Frank Ferrara

No. 95
- Position: Defensive end

Personal information
- Born: December 7, 1975 (age 50) Staten Island, New York, U.S.
- Listed height: 6 ft 3 in (1.91 m)
- Listed weight: 280 lb (127 kg)

Career information
- High school: New Dorp (Staten Island)
- College: Rhode Island
- NFL draft: 1999: undrafted

Career history
- New York Giants (1999–2000)*; Amsterdam Admirals (2000); San Diego Chargers (2000)*; New York Giants (2001–2002); Philadelphia Eagles (2003); New York Giants (2003); BC Lions (2005); Bergamo Lions (2024);
- * Offseason and/or practice squad member only
- Stats at Pro Football Reference

= Frank Ferrara =

American gridiron football player (born 1975)
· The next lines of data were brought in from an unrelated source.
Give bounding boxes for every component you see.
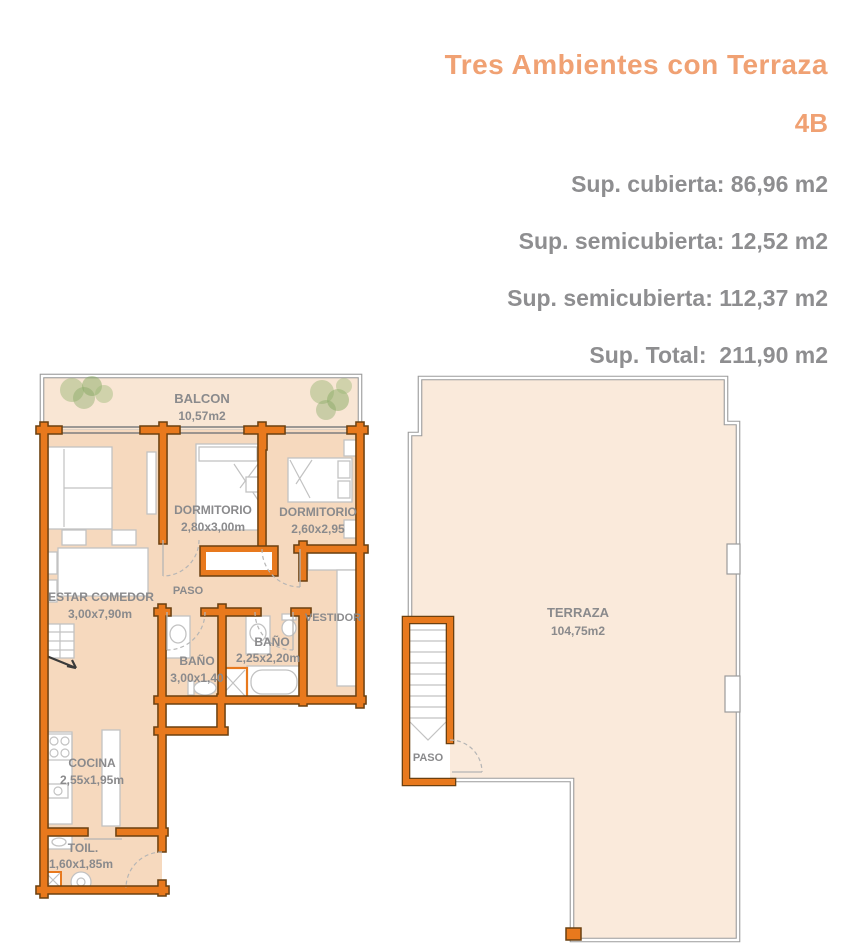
room-label-paso: PASO [173,585,204,597]
apartment-plan: BALCON 10,57m2 DORMITORIO 2,80x3,00m DOR… [40,376,364,894]
room-dims-dormitorio-2: 2,60x2,95 [291,522,345,536]
room-label-balcon: BALCON [174,391,230,406]
wall-closet [200,546,278,576]
floor-plans-canvas: BALCON 10,57m2 DORMITORIO 2,80x3,00m DOR… [0,0,856,950]
room-label-toil: TOIL. [68,841,98,855]
room-label-bano-1: BAÑO [179,653,214,668]
room-dims-estar: 3,00x7,90m [68,607,132,621]
room-label-bano-2: BAÑO [254,634,289,649]
tv-unit-icon [147,452,156,514]
duct-recess [164,702,217,729]
room-label-paso: PASO [413,752,444,764]
terrace-floor [410,378,738,940]
terrace-plan: TERRAZA 104,75m2 PASO [406,378,740,940]
room-dims-balcon: 10,57m2 [178,409,226,423]
room-dims-cocina: 2,55x1,95m [60,773,124,787]
bed-icon [196,444,260,530]
room-dims-bano-1: 3,00x1,40 [170,671,224,685]
room-dims-toil: 1,60x1,85m [49,857,113,871]
floorplan-page: { "header": { "title": "Tres Ambientes c… [0,0,856,950]
room-label-dormitorio-1: DORMITORIO [174,503,252,517]
wall-corner-piece [566,928,581,940]
room-dims-bano-2: 2,25x2,20m [236,651,300,665]
room-label-terraza: TERRAZA [547,605,610,620]
room-dims-terraza: 104,75m2 [551,624,605,638]
room-label-vestidor: VESTIDOR [305,612,361,624]
sofa-icon [48,447,112,529]
room-dims-dormitorio-1: 2,80x3,00m [181,520,245,534]
room-label-cocina: COCINA [68,756,116,770]
room-label-dormitorio-2: DORMITORIO [279,505,357,519]
room-label-estar: ESTAR COMEDOR [48,590,154,604]
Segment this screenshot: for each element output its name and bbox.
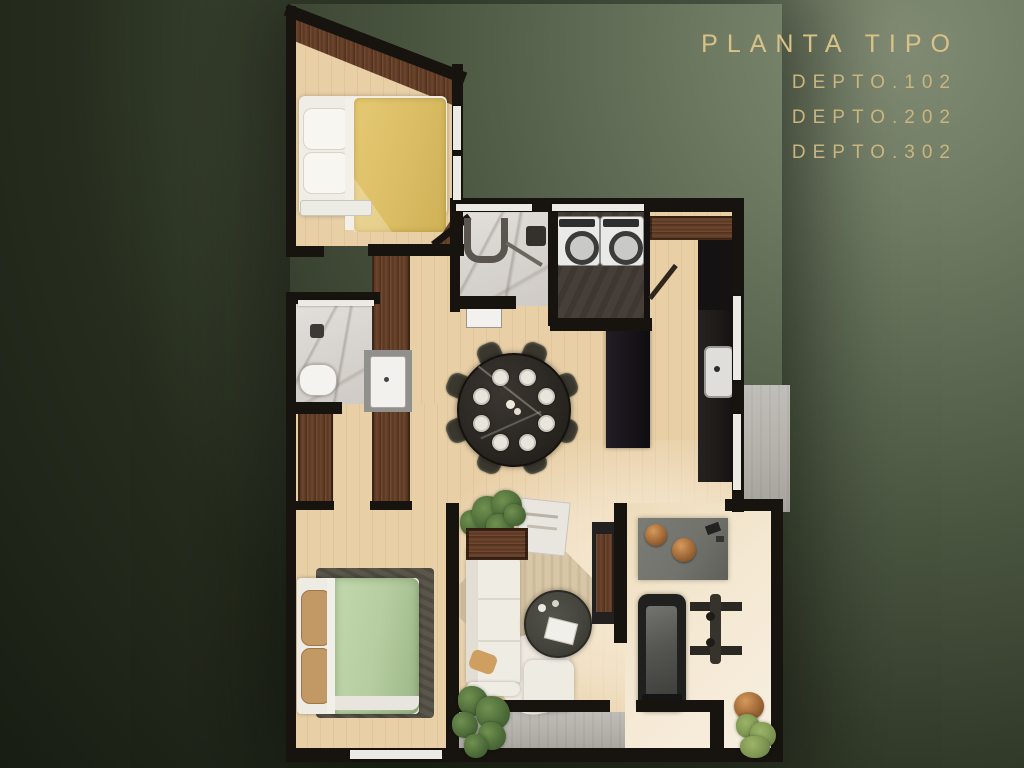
coffee-table-cup bbox=[538, 604, 546, 612]
bedroom2-window bbox=[350, 750, 442, 759]
wall bbox=[450, 296, 516, 309]
closet-end-cap bbox=[370, 501, 412, 510]
place-setting bbox=[473, 388, 490, 405]
floor-plan-scene: { "title_block": { "title": "PLANTA TIPO… bbox=[0, 0, 1024, 768]
barbell-plate bbox=[706, 612, 715, 621]
kitchen-sink bbox=[704, 346, 734, 398]
wall bbox=[548, 208, 558, 326]
wall bbox=[771, 499, 783, 762]
wall bbox=[710, 700, 724, 760]
place-setting bbox=[492, 369, 509, 386]
plant-leaves bbox=[504, 504, 526, 526]
table-centerpiece bbox=[514, 408, 521, 415]
bed2-duvet-green bbox=[335, 578, 419, 714]
planter-box bbox=[466, 528, 528, 560]
wall bbox=[550, 318, 652, 331]
unit-label: DEPTO.102 bbox=[701, 72, 957, 94]
bathroom2-glass bbox=[298, 300, 374, 306]
toilet1 bbox=[464, 218, 508, 263]
place-setting bbox=[538, 415, 555, 432]
table-centerpiece bbox=[506, 400, 515, 409]
wall bbox=[286, 292, 296, 762]
washer-door bbox=[565, 231, 599, 265]
kitchen-faucet bbox=[714, 366, 720, 372]
stool bbox=[672, 538, 696, 562]
bedroom1-window bbox=[453, 156, 461, 200]
kitchen-tall-unit bbox=[698, 240, 736, 310]
washer-panel bbox=[559, 219, 595, 227]
page-title: PLANTA TIPO bbox=[701, 30, 959, 59]
barbell-plate bbox=[706, 638, 715, 647]
shower-fixture bbox=[526, 226, 546, 246]
kitchen-island bbox=[606, 326, 650, 448]
place-setting bbox=[492, 434, 509, 451]
wall bbox=[614, 503, 627, 643]
toilet2 bbox=[299, 364, 337, 396]
place-setting bbox=[538, 388, 555, 405]
closet-end-cap bbox=[296, 501, 334, 510]
place-setting bbox=[519, 434, 536, 451]
dryer-panel bbox=[603, 219, 639, 227]
closet-left bbox=[298, 410, 333, 504]
vanity2-sink bbox=[370, 356, 406, 408]
bedroom1-window bbox=[453, 106, 461, 150]
bed1-bench bbox=[300, 200, 372, 216]
title-block: PLANTA TIPO DEPTO.102 DEPTO.202 DEPTO.30… bbox=[701, 30, 950, 164]
tv-console-shelf bbox=[596, 534, 612, 612]
stool bbox=[645, 524, 667, 546]
coffee-table-cup bbox=[552, 600, 559, 607]
desk-item bbox=[716, 536, 724, 542]
place-setting bbox=[473, 415, 490, 432]
wall bbox=[450, 198, 460, 312]
place-setting bbox=[519, 369, 536, 386]
wall bbox=[286, 6, 296, 256]
bed1-pillow bbox=[303, 108, 349, 150]
bed1-pillow bbox=[303, 152, 349, 194]
corner-grass-plant bbox=[740, 736, 770, 758]
kitchen-top-counter bbox=[650, 216, 736, 240]
wall bbox=[286, 402, 342, 414]
vanity2-faucet bbox=[384, 377, 389, 382]
terrace-door-glass bbox=[733, 414, 741, 490]
unit-label: DEPTO.302 bbox=[701, 142, 957, 164]
treadmill-belt bbox=[646, 606, 677, 698]
shower-glass bbox=[456, 204, 532, 211]
laundry-glass bbox=[552, 204, 644, 211]
wall bbox=[286, 246, 324, 257]
unit-label: DEPTO.202 bbox=[701, 107, 957, 129]
shower-drain bbox=[310, 324, 324, 338]
terrace-right-floor bbox=[742, 385, 790, 512]
balcony-plant bbox=[464, 734, 488, 758]
bed2-blanket bbox=[335, 696, 419, 710]
dryer-door bbox=[609, 231, 643, 265]
kitchen-window bbox=[733, 296, 741, 380]
barbell bbox=[710, 594, 721, 664]
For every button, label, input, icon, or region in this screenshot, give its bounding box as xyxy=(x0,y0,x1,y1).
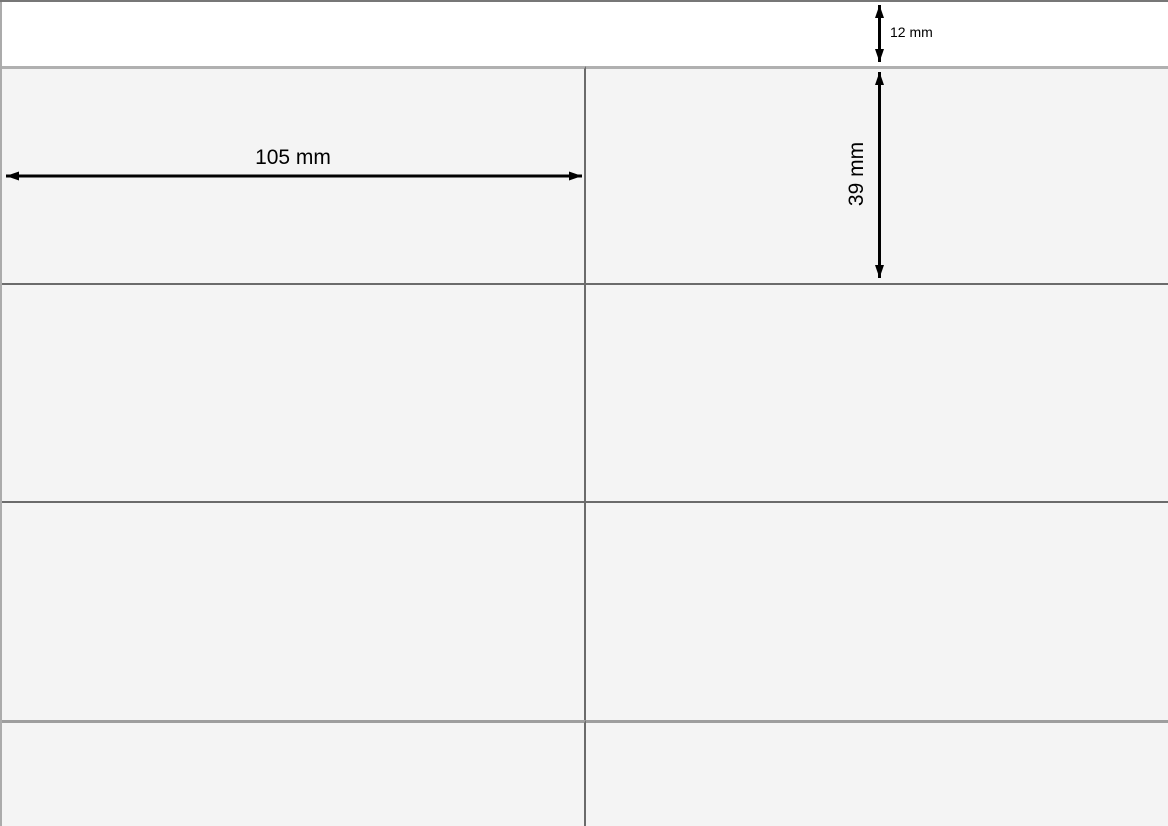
label-width-dimension-label: 105 mm xyxy=(0,146,586,170)
top-margin-strip xyxy=(0,2,1168,66)
label-cell xyxy=(0,283,586,501)
label-cell xyxy=(0,66,586,283)
label-cell xyxy=(0,501,586,720)
page-top-edge xyxy=(0,0,1168,2)
label-grid xyxy=(0,66,1168,826)
page-left-edge xyxy=(0,0,2,826)
label-cell xyxy=(586,66,1168,283)
label-cell xyxy=(586,283,1168,501)
top-margin-dimension-label: 12 mm xyxy=(890,24,933,40)
label-cell xyxy=(0,720,586,826)
label-cell xyxy=(586,501,1168,720)
label-sheet: 12 mm 105 mm 39 mm xyxy=(0,0,1168,826)
label-cell xyxy=(586,720,1168,826)
label-height-dimension-label: 39 mm xyxy=(845,142,869,206)
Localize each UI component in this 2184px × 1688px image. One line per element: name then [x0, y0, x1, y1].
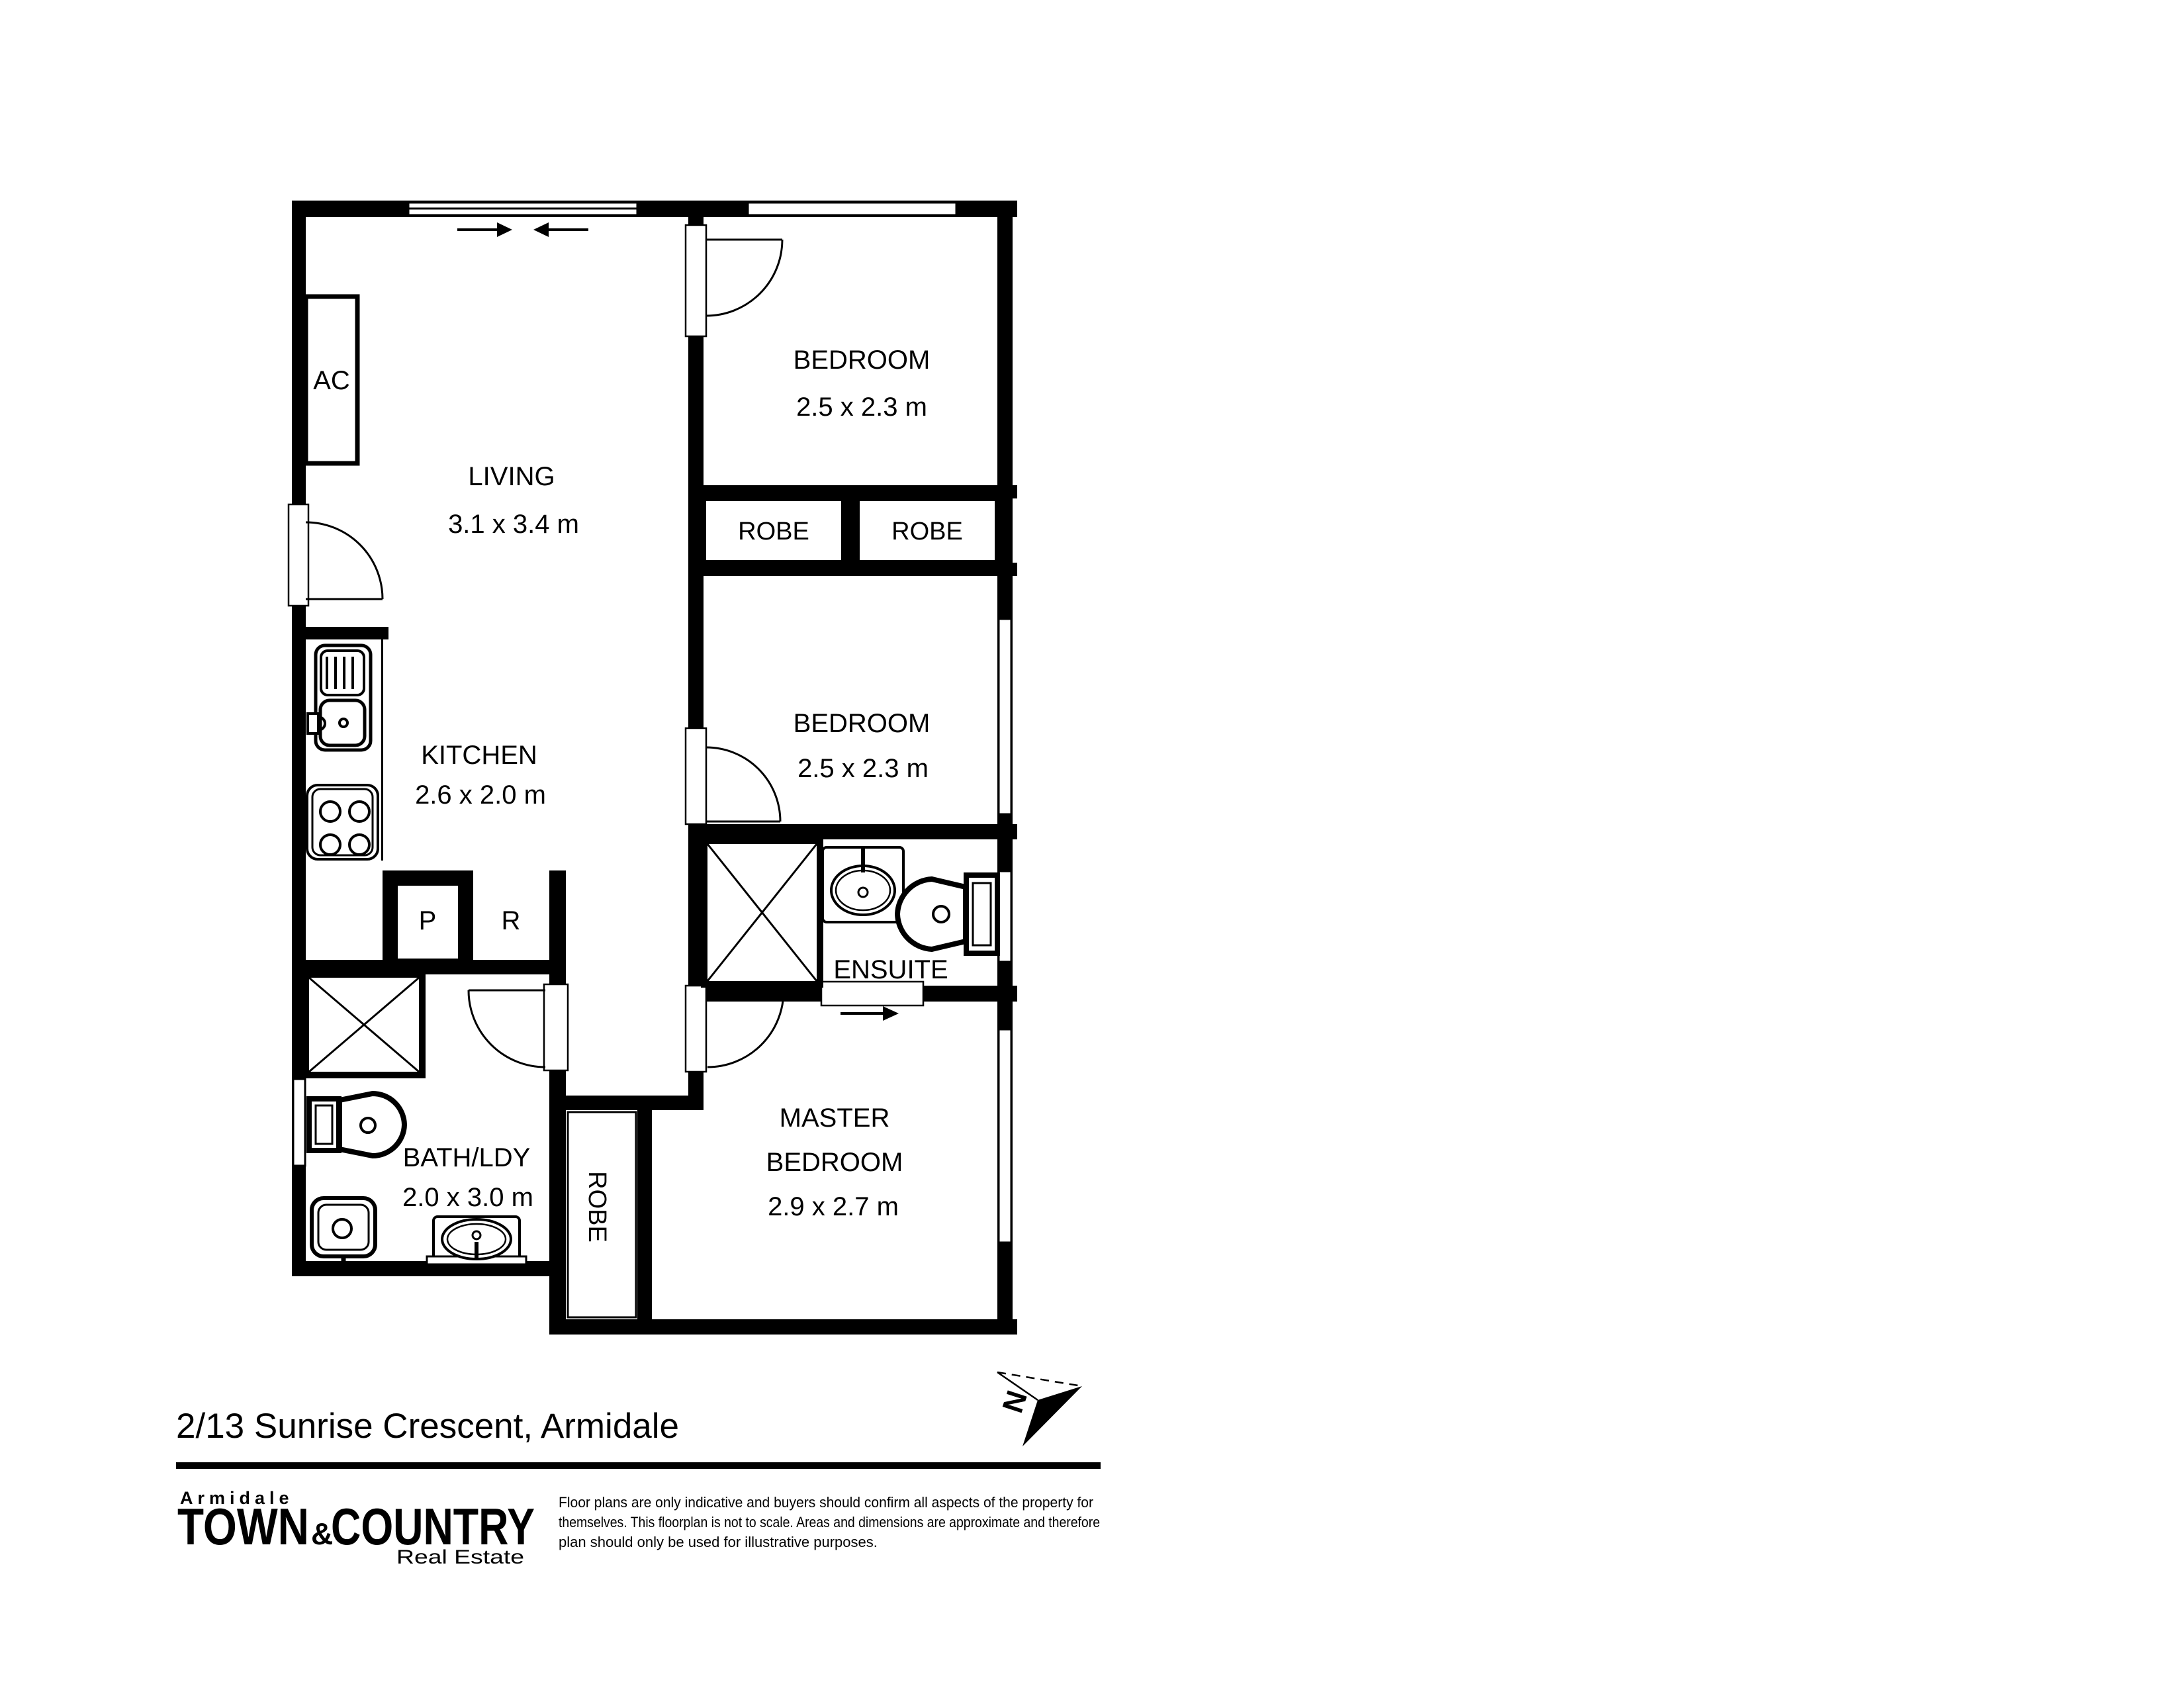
master-dims: 2.9 x 2.7 m: [768, 1192, 899, 1221]
bedroom1-label: BEDROOM: [794, 346, 931, 375]
door-master: [707, 991, 784, 1067]
ac-label: AC: [313, 366, 350, 395]
wall-robe-divider: [844, 498, 857, 563]
burner: [349, 835, 369, 855]
ensuite-vanity-icon: [823, 847, 903, 922]
toilet-bowl: [897, 879, 966, 949]
ensuite-shower-icon: [704, 841, 820, 984]
wall-robe-row-bottom: [688, 563, 1017, 576]
ensuite-toilet-icon: [897, 875, 997, 953]
burner: [320, 835, 340, 855]
jamb-bedroom1: [686, 225, 706, 336]
bath-toilet-icon: [309, 1094, 404, 1156]
basin-drain: [473, 1231, 480, 1239]
wall-robe-master-right: [637, 1110, 652, 1319]
bedroom1-dims: 2.5 x 2.3 m: [796, 393, 927, 422]
bath-shower-icon: [306, 974, 422, 1075]
window-master: [999, 1029, 1011, 1243]
sink-drain: [340, 719, 347, 727]
vanity-drain: [858, 888, 868, 897]
slider-arrow-right-head: [497, 222, 512, 237]
master-label-1: MASTER: [780, 1103, 890, 1133]
ensuite-label: ENSUITE: [833, 955, 948, 984]
robe1-label: ROBE: [738, 518, 809, 545]
tub-drain: [333, 1219, 351, 1238]
window-bedroom1: [748, 203, 956, 215]
kitchen-dims: 2.6 x 2.0 m: [415, 780, 546, 810]
toilet-flush: [933, 906, 949, 922]
logo-ampersand: &: [311, 1517, 333, 1551]
bath-dims: 2.0 x 3.0 m: [402, 1183, 533, 1212]
window-bedroom2: [999, 619, 1011, 814]
jamb-master: [686, 986, 706, 1072]
toilet-flush: [361, 1118, 375, 1133]
pantry-label: P: [419, 906, 437, 935]
toilet-cistern-inner: [316, 1105, 332, 1144]
kitchen-counter-edge: [381, 639, 383, 861]
bath-label: BATH/LDY: [403, 1143, 531, 1172]
wall-pantry-left: [383, 870, 395, 974]
wall-bath-right: [549, 870, 566, 1335]
floorplan-canvas: AC LIVING 3.1 x 3.4 m BEDROOM 2.5 x 2.3 …: [0, 0, 2184, 1688]
address-title: 2/13 Sunrise Crescent, Armidale: [176, 1407, 679, 1446]
living-dims: 3.1 x 3.4 m: [448, 510, 579, 539]
kitchen-label: KITCHEN: [421, 741, 537, 770]
living-label: LIVING: [468, 462, 555, 491]
jamb-ensuite-slider: [821, 982, 923, 1006]
window-bath: [293, 1079, 305, 1166]
wall-bottom-right: [549, 1319, 1017, 1335]
bedroom2-label: BEDROOM: [794, 709, 931, 738]
kitchen-sink-icon: [308, 645, 371, 750]
robe2-label: ROBE: [891, 518, 963, 545]
wall-pantry-right: [461, 870, 473, 974]
logo-tagline: Real Estate: [396, 1546, 524, 1568]
wall-bedroom1-bottom: [688, 485, 1017, 498]
master-label-2: BEDROOM: [766, 1148, 903, 1177]
footer-divider: [176, 1462, 1101, 1469]
door-living-entry: [306, 522, 383, 599]
window-ensuite: [999, 871, 1011, 962]
bath-basin-icon: [427, 1217, 526, 1264]
logo-town-text: TOWN: [177, 1497, 309, 1556]
jamb-bedroom2: [686, 728, 706, 824]
disclaimer-line-1: Floor plans are only indicative and buye…: [559, 1494, 1093, 1511]
slider-arrow-left-head: [533, 222, 549, 237]
door-bedroom1: [706, 240, 782, 316]
wall-bedroom2-bottom: [688, 824, 1017, 839]
door-bedroom2: [706, 747, 780, 821]
bedroom2-dims: 2.5 x 2.3 m: [797, 754, 929, 783]
ensuite-arrow-head: [883, 1006, 899, 1021]
agency-logo: Armidale TOWN & COUNTRY Real Estate: [177, 1488, 535, 1568]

Frank Ferrara Jr. (born November 7, 1975) is an American former professional football player who was a defensive end for three seasons in the National Football League (NFL) for the New York Giants and Philadelphia Eagles. He played college football for the Rhode Island Rams.

Released five times before breaking into the Giants' lineup, Ferrara won recognition during his time in New York for his tenacity and effort. After retirement from the NFL he now resides as a Longshoreman in Staten Island, New York.